[tor-talk] Tor Browser Bundle: PGP encryption built-in?

[Kyle L. Huff]

On 10/10/2011 01:07 PM, Mike Perry wrote:
> The problem with a browser extension is that the very thing that makes
> it useful is what makes it so risky. A GPG plugin of any kind becomes
> a vector for all sorts of nasty web attacks that would have normally
> been stopped by the server, such as XSS, XSRF, and various sorts of
> webbugs. On top of that, you need to protect against XUL XSS (which
> yields arbitrary code exec), as well as the privacy issues of
> leaking side-channels about the existence of certain keys in an
> otherwise anonymous browsing session.

The plug-in (basically, an API to GnuPG) should never be exposed to
anything other than the extension that provides it; there should be
a separation between the plug-in, and the web page. I spoke about
this in my prior email that I believe was forwarded to this list, as
I was not yet subscribed.

> I'm not sure exactly what the FireGPG author expects to gain my moving
> all of this stuff to NPAPI. A naive use of his NPAPI code could easily
> lead to an *increase* in the vulnerability surface, not a decrease.
> And that's even assuming he codes the NPAPI bits safely.

I was never the author of FireGPG, I was a contributor to a specific
module for FireGPG; My intention for moving to NPAPI is to make a
more portable browser interface to GnuPG (FireGPG used an IPC
library that was not portable to other browsers) that can be used
on any browser/email client that supports NPAPI.

A naive use of JS+XPCOM IPC library could equally (if not more so)
compromise a system if used incorrectly. This is true for anything.

Care must be given to these subjects regardless of the language/
tools used.

The source of my NPAPI plugin is freely available for anyone to
review, so you can see for yourself if I have coded the NPAPI bits
safely, and I gladly accept bug reports! =c )

> I think your first task is to find out exactly what this guy thinks he
> did wrong in JS+XPCOM, and why moving to a more complicated language
> like C++ will make it better, and not worse.

I didn't write FireGPG, but I will say the first place FireGPG went wrong
was when it directly queried users for their passphrase. This should
be delegated to the gpg-agent and in my opinion should never be
requested by the browser.

I would argue that C++ is less complicated than JS+XPCOM, but we
are getting into personal perception here...

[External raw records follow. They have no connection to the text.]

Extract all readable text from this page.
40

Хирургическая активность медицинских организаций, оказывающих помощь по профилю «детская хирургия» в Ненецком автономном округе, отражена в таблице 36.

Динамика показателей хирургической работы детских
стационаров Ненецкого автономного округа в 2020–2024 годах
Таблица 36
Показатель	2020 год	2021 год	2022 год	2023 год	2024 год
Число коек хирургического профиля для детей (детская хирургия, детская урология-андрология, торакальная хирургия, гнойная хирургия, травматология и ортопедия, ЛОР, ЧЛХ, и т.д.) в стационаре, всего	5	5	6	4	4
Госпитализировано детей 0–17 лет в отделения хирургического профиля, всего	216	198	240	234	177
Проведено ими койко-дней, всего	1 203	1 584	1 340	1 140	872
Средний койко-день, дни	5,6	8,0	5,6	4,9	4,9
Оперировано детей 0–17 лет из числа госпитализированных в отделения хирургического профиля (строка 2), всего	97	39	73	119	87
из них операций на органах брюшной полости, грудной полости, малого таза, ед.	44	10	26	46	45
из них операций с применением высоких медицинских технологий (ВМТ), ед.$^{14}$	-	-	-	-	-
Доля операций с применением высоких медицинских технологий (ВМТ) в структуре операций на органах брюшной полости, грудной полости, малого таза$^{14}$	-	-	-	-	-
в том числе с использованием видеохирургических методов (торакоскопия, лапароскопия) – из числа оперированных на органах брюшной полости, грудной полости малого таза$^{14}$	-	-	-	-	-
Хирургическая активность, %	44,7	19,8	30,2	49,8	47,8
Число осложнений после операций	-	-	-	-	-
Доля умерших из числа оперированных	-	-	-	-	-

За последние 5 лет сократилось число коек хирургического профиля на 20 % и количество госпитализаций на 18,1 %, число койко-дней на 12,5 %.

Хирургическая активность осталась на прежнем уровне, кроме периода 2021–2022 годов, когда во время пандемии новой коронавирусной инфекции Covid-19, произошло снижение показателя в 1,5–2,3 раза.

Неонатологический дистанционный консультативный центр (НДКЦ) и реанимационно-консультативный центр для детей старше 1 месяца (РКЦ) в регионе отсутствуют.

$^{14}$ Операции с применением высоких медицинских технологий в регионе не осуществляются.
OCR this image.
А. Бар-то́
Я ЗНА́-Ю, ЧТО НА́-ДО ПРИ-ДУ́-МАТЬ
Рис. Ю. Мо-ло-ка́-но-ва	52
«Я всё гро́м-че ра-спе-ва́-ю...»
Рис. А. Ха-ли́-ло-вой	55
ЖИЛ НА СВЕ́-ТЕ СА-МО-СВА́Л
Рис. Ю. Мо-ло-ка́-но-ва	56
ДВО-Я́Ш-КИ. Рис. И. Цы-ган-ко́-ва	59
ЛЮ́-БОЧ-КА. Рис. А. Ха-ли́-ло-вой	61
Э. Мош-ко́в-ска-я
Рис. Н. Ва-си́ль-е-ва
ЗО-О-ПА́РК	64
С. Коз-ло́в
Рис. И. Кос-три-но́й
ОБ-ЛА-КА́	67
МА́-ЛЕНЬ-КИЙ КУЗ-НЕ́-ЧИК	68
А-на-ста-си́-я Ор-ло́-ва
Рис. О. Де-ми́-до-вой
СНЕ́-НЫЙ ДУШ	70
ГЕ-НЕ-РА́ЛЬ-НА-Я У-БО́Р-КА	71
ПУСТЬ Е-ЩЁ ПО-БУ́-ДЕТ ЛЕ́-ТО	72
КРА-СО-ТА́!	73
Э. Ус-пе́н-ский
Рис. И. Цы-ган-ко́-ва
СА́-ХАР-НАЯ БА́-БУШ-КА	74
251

> If he won't answer or won't tell you, stay the hell away from his
> code.

Agreed. Feel free to ask me questions regarding the plug-in code and
design decisions.

> I definitely agree that this doesn't make the idea not worth doing.
> Personally, I think it would be way easier and safer to devote the
> effort into securing Thunderbird for GPG and Tor so we could just
> bundle that, but I understand the benefits and appeal of having
> everything in the browser.

Technically, webpg-npapi should work with thunderbird, as I believe it
supports bundled NPAPI plug-ins.

> But man, tread with care. GPG-in-a-browser is like a minefield of
> killer beehives in a jungle filled with wild dogs. Oh yeah, and when
> the dogs bark, they shoot bees at you.

Too true!

Here is a link to the official source that I mentioned:
https://github.com/kylehuff/webpg-npapi

Please note; I am *not* advocating that my NPAPI plug-in be packaged
into a Firefox extension for use with Tor. I was asked by a Tor-talk
mailing-list user what I thought about the possibility of including it, and
I made my concerns known. I have no dog in this fight, use the module
or don't, it makes no difference to me. I will gladly assist in any changes
that are deemed necessary in order to make it more secure, but
otherwise I have nothing to do with it, so please don't misunderstand
my response as anything other than an attempt to answer questions.